TEMPO.CO, Damaskus - Kelompok bersenjata Negara Islam Irak dan Suriah (ISIS) diyakini untuk pertama kalinya mengeksekusi jurnalis perempuan yang melaporkan situasi perang dari dalam negeri Suriah. Menurut organisasi jurnalis Suriah, Syria Direct, eksekusi terhadap Ruqia Hassan merupakan jurnalis kelima yang dihukum mati oleh ISIS sejak Oktober 2015.
Hassan yang menggunakan nama samaran Nisan Ibrahim di media sosial adalah seorang reporter independen. Kematiannya dibenarkan oleh Raqqa is Being Slaughtered Silently (RBSS), sebuah organisasi yang menentang pelanggaran hak asasi manusa di Suriah.

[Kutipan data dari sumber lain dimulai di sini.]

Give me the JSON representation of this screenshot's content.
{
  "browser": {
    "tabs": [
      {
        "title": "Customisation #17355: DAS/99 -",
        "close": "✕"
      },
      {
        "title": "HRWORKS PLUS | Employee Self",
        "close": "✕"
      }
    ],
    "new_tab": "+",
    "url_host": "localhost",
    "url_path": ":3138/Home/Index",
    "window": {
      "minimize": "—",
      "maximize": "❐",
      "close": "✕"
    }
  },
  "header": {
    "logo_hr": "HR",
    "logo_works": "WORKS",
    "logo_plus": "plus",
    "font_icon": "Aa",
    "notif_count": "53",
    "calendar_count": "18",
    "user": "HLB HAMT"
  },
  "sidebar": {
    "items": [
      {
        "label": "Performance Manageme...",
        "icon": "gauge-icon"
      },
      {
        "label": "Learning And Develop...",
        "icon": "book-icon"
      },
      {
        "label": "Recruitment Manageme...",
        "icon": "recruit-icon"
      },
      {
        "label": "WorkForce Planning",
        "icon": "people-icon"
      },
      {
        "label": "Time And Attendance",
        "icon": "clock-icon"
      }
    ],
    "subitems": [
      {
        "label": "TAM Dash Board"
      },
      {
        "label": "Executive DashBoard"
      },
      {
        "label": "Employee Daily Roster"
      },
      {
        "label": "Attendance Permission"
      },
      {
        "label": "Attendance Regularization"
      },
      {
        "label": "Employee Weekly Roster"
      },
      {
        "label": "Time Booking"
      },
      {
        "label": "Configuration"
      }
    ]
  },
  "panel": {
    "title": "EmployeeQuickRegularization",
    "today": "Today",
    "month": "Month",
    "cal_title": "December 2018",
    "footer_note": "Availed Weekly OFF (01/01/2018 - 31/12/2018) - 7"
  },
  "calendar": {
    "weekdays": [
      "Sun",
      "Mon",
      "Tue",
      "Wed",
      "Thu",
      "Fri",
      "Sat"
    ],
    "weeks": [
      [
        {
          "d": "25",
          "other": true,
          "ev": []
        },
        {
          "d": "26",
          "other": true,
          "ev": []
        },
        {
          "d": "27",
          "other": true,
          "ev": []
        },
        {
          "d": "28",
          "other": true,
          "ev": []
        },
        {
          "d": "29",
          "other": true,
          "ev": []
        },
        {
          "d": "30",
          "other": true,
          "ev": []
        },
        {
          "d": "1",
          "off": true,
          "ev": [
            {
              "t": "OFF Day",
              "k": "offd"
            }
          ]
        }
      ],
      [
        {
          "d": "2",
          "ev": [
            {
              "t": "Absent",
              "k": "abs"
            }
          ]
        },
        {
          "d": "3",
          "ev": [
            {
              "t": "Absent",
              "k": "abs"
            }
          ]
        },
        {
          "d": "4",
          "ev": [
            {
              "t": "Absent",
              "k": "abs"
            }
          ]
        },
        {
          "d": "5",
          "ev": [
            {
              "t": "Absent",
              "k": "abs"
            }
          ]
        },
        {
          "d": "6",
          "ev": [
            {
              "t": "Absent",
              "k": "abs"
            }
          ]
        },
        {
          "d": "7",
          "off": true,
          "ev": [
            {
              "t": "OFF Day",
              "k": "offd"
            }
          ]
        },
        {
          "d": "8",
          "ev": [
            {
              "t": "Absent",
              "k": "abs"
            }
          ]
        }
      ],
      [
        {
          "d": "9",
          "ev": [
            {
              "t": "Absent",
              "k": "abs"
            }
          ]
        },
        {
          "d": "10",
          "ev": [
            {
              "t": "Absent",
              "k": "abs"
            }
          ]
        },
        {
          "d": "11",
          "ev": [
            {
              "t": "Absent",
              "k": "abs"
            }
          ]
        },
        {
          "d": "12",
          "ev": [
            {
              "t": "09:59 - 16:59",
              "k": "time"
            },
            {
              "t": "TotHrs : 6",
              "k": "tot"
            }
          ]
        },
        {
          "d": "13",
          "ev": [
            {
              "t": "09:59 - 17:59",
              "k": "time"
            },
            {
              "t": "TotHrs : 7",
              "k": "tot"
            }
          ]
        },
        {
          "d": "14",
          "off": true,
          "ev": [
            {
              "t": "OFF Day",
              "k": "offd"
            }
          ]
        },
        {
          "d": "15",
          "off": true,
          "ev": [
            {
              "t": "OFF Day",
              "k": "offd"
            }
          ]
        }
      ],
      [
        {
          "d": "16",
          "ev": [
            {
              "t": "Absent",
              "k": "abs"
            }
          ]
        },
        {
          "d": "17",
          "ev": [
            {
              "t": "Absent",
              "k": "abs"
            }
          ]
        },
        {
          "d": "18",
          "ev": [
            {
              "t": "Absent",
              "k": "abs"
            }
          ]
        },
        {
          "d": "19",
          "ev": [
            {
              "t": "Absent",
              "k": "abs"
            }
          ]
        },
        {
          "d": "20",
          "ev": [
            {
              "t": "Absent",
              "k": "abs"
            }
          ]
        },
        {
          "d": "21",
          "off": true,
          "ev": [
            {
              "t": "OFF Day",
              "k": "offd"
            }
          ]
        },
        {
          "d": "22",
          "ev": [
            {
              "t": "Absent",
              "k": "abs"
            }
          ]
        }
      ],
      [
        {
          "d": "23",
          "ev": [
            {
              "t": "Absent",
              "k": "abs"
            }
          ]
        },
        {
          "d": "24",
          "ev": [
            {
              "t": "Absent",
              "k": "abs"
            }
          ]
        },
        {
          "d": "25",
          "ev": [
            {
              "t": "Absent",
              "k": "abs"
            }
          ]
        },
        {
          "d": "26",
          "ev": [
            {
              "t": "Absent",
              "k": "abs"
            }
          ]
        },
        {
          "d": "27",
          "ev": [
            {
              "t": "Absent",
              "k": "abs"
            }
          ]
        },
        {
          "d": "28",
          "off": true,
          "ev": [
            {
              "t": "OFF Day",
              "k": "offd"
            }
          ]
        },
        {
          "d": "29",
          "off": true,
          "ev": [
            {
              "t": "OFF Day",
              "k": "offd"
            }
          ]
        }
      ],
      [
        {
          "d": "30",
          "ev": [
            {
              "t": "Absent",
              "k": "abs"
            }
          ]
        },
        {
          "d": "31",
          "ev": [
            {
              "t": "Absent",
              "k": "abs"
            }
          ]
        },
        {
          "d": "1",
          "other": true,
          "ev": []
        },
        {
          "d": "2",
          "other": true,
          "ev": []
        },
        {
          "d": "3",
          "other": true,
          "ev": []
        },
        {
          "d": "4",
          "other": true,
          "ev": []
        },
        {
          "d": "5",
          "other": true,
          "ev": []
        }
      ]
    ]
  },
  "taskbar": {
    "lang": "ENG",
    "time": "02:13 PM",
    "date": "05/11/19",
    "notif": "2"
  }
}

Abu Mohammed, pendiri RBSS, di akun Twitter pada Sabtu, 2 Januari 2015, ngetwit berdasarkan kata terakhir Hassan, "Saya di Raqqa dan saya menerima ancaman kematian. Ketika ISIS menahanku dan membunuhku, tidak ada masalah. Sebab mereka akan memenggal kepalaku dan saya memiliki harga diri lebih baik daripada saya hidup penuh penghinaan oleh ISIS."
Postingan terkhir Hasssan di laman Facebook berisi ejekan terhadap ISIS lantaran melarang hotspot Wi-Fi di Kota Raqqa. Dia menulis sebagaimana diterjemahkan oleh Syria Direct sebagai berikut, "Lanjutkan dan putuskan jaringan internet, merpati kami tidak akan berhenti mengirimkan keluh kesah kami."
Tanggal eksekusi terhadap Hassan tidak diketahui secara pasti, tetapi pesan-pesan dia melalui media sosial berhenti mengudara sejak 21 Juli 2015. Jaringan televisi berita Arab, Al-Aan TV, dalam siarannya menyebutkan, keluarga Hassan mengatakan perempuan itu dieksekusi oleh ISIS tiga hari lalu karena dituduh sebagai mata-mata.
Seorang jurnalis independen yang sebelumnya bergabung bersana RBSS, Furat al-Wafaa, mengatakan kepada Syria Direct bahwa Hassan kerap berpartisipasi pada seluruh protes revolusi. "Ruqia terus menerus menentang ISIS dan seringkali melaporkan serangan udara di Raqqa sebagaimana yang terjadi."
Al-Waffa melanjutkan, "ISIS selalu membawa pedang yang siap melayang di leher warga." Ketika ditanya, apakah ISIS juga mengeksekusi jurnalis yang dituding bekerjasa sama dengan media asing, dia menjawab, "Mereka ingin agar para pejuang dan penduikungnya bahwa ISIS sanggup menghukum siapapun yang melawannya."
Pada Desember 2015, ISIS mengeksekusi aktivis RBSS, Naji Jerf, yang bekerja untuk mendokumentasikan pelanggaran hak asasi manusia yang dilakukan oleh ISIS di Aleppo.